To calculate the area of ​​a triangle, you need to know its height. If this information is not given in the problem, it is easy to calculate it based on what you already know! This article will teach you two different ways to find the height of a triangle, depending on what information you have been given.

## Steps

### Method 1 of 3: Using Base and Area to Find Height

#### Step 1. Recall the formula for finding the area of ​​a triangle

She is represented by A = ½ bh.

• THE = area of ​​the triangle.
• B = length of triangle base.
• H = height of the base of the triangle.

#### Step 2. Look at the triangle and determine which variables are known

In this case, you already know the area value, so you can use it to define THE. You must also know the length value of one side; set this value to B. If you don't know the area and length of a side, you will have to use another method.

• Any side of the triangle can be the base, no matter how it is drawn. To visualize this concept, imagine rotating the triangle until the known side length is the bottom.
• For example, if you know that the area of ​​a triangle is equal to 20, and one of its sides is 4, then: A = 20 and b = 4.

#### Step 3. Enter the values ​​into the equation A = ½ bh and do the calculations

First, multiply the base (B) by ½ and then divide the area (THE) for the product. The resulting value will represent the height of the triangle!

• In our example: 20 = ½ (4) h
• 20 = 2 h
• 10 = h

### Method 2 of 3: Finding the Height of an Equilateral Triangle

#### Step 1. Recall the properties of an equilateral triangle

An equilateral triangle has three equal sides and three equal angles, 60 degrees each. If you cut it in half, there are two congruent right triangles left.

### In this example, we will use an equilateral triangle with 8-gauge sides

#### Step 2. Recall the Pythagorean Theorem

Pythagoras' theorem states that for any right triangle with measure legs The and B and a long hypotenuse ç, The2 + b2 = c. We can use this equation to figure out the height of our equilateral triangle.

#### Step 3. Divide the equilateral triangle in half and set values ​​for variables a, b, and c

the hypotenuse ç will be equal to the original side length. the collared The will have a measurement equal to ½ of the side length and the side B represents the height of the triangle we want to discover.

• Using the equilateral triangle from our example, with sides measuring 8, c = 8 and a = 4.

Step 4. Enter the values ​​in Pythagoras' theorem and find the value of b2.

First, raise ç and The, multiplying each number by itself.

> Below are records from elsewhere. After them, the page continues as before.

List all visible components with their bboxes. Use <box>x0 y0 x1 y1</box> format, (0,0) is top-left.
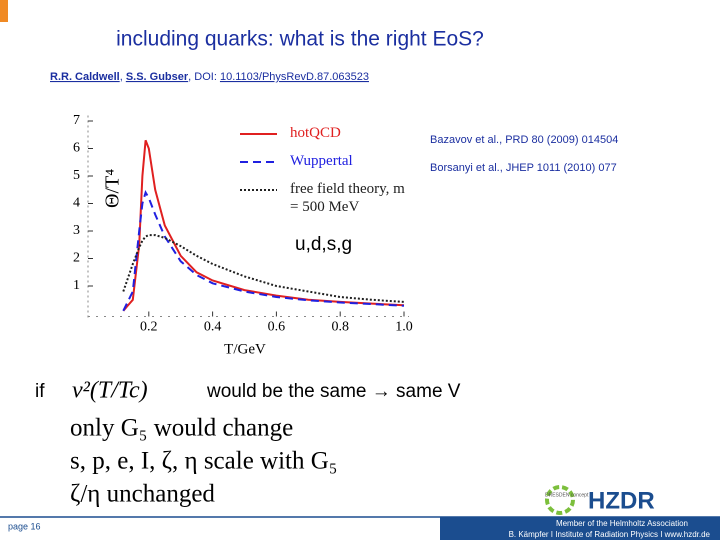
y-tick-label: 1 <box>73 278 80 293</box>
y-tick-label: 4 <box>73 196 80 211</box>
annotation: u,d,s,g <box>295 234 352 255</box>
page-number: page 16 <box>8 521 41 531</box>
slide-title: including quarks: what is the right EoS? <box>116 28 484 51</box>
logo: HZDR <box>588 487 655 514</box>
doi: 10.1103/PhysRevD.87.063523 <box>220 71 369 83</box>
logo-text: DRESDEN concept <box>545 492 589 498</box>
logo-ring <box>545 485 575 515</box>
y-tick-label: 3 <box>73 223 80 238</box>
formula: v²(T/Tc) <box>72 378 148 404</box>
same-text: would be the same → same V <box>206 381 461 402</box>
if-text: if <box>35 381 45 402</box>
footer-text: Member of the Helmholtz Association <box>556 519 688 528</box>
x-tick-label: 0.4 <box>204 320 222 335</box>
annotation: Borsanyi et al., JHEP 1011 (2010) 077 <box>430 162 617 174</box>
y-tick-label: 7 <box>73 113 80 128</box>
annotation: Bazavov et al., PRD 80 (2009) 014504 <box>430 134 618 146</box>
legend-label: Wuppertal <box>290 153 353 169</box>
x-tick-label: 1.0 <box>395 320 413 335</box>
sep: , <box>120 71 126 83</box>
y-tick-label: 6 <box>73 141 80 156</box>
series-line <box>122 139 405 312</box>
footer-bar <box>440 517 720 540</box>
author: S.S. Gubser <box>126 71 189 83</box>
x-axis-label: T/GeV <box>224 341 266 357</box>
y-tick-label: 2 <box>73 251 80 266</box>
y-axis-label: Θ/T⁴ <box>102 169 124 208</box>
sep: , DOI: <box>188 71 220 83</box>
corner-mark <box>0 0 8 22</box>
author: R.R. Caldwell <box>50 71 120 83</box>
plot: 1 2 3 4 5 6 7 0.2 0.4 0.6 0.8 1.0 hotQCD Wuppertal fre… <box>73 113 413 335</box>
series-line <box>122 234 405 303</box>
legend-item: hotQCD <box>290 125 341 141</box>
legend-item: Wuppertal <box>290 153 353 169</box>
y-tick-label: 5 <box>73 168 80 183</box>
legend-item: free field theory, m = 500 MeV <box>290 181 405 215</box>
statement: s, p, e, I, ζ, η scale with G₅ <box>70 448 338 475</box>
legend-label: hotQCD <box>290 125 341 141</box>
series-line <box>122 189 405 312</box>
legend-label: free field theory, m = 500 MeV <box>290 181 405 215</box>
x-tick-label: 0.6 <box>268 320 286 335</box>
footer-text: B. Kämpfer I Institute of Radiation Phys… <box>509 530 711 539</box>
statement: only G₅ would change <box>70 415 293 442</box>
x-tick-label: 0.8 <box>331 320 349 335</box>
citation: R.R. Caldwell, S.S. Gubser, DOI: 10.1103… <box>50 71 369 83</box>
statement: ζ/η unchanged <box>70 481 215 508</box>
x-tick-label: 0.2 <box>140 320 158 335</box>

Then subtract The2 in ç2.

• 42 + b2 = 82
• 16+b2 = 64
• B2 = 48

Step 5. Find the square root of b2 to get the height of the triangle.

Use the square root function in a calculator to find the value of b2. The answer will be the height of the equilateral triangle.

• b = √b(48) = 6, 93

### Method 3 of 3: Determining Height with Angles and Sides

#### Step 1. Determine which variables are known

You can find the height of a triangle when you know the values ​​of the angles and one side if the angle is between the base and the side in question, or all three vertices. We will call the sides of the triangle a, b and c, and the angles A, B and C.

• If you know the value of three sides, you can use Heron's formula and the formula for the area of ​​a triangle.
• If you know the value of two sides and an angle, you should use the formula for the area to find out the values ​​of the two angles and the remaining side. A = ½ ab (sin C).

#### Step 2. Use Heron's formula if you know the value of the three sides

This equation has two parts. First, you must find the variable s, which is equal to half the perimeter of the triangle. This is done using the following formula: s = (a+b+c) / 2.

• Thus, for a triangle with sides a = 4, b = 3 and c = 5, s = (4+3+5) / 2. As a result, we have s = (12) / 2 = 6.
• Then you can use the second part of Heron's formula: Area = √[s(y-a)(y-b)(y-c)]. Replace Area with its equivalent value in the formula for the area of ​​the triangle: ½ bh (or ½ ah or ½ ch).
• Do the calculations to find the value of h. In the triangle in our example, it will look like this: ½ (3) h = √[6(6-4)(6-3)(6-5)]. As a result, we have that 3/2 h = √[6(2)(3)(1)] = √[36]. Use a calculator to find the square root of this value, which in this case is equal to 3/2 h = 6. So the height will have a measure equal to 4 if we take side b as the base.

#### Step 3. If you know the value of one side and an angle, use the equation for an area with two sides and an angle

Replace the area value with its equivalent in the formula for the area of ​​a triangle: ½ bh. This will give you a formula similar to ½ bh = ½ ab (sin C). It can be simplified to h = a (sin C), thus eliminating one of the variables relative to the sides.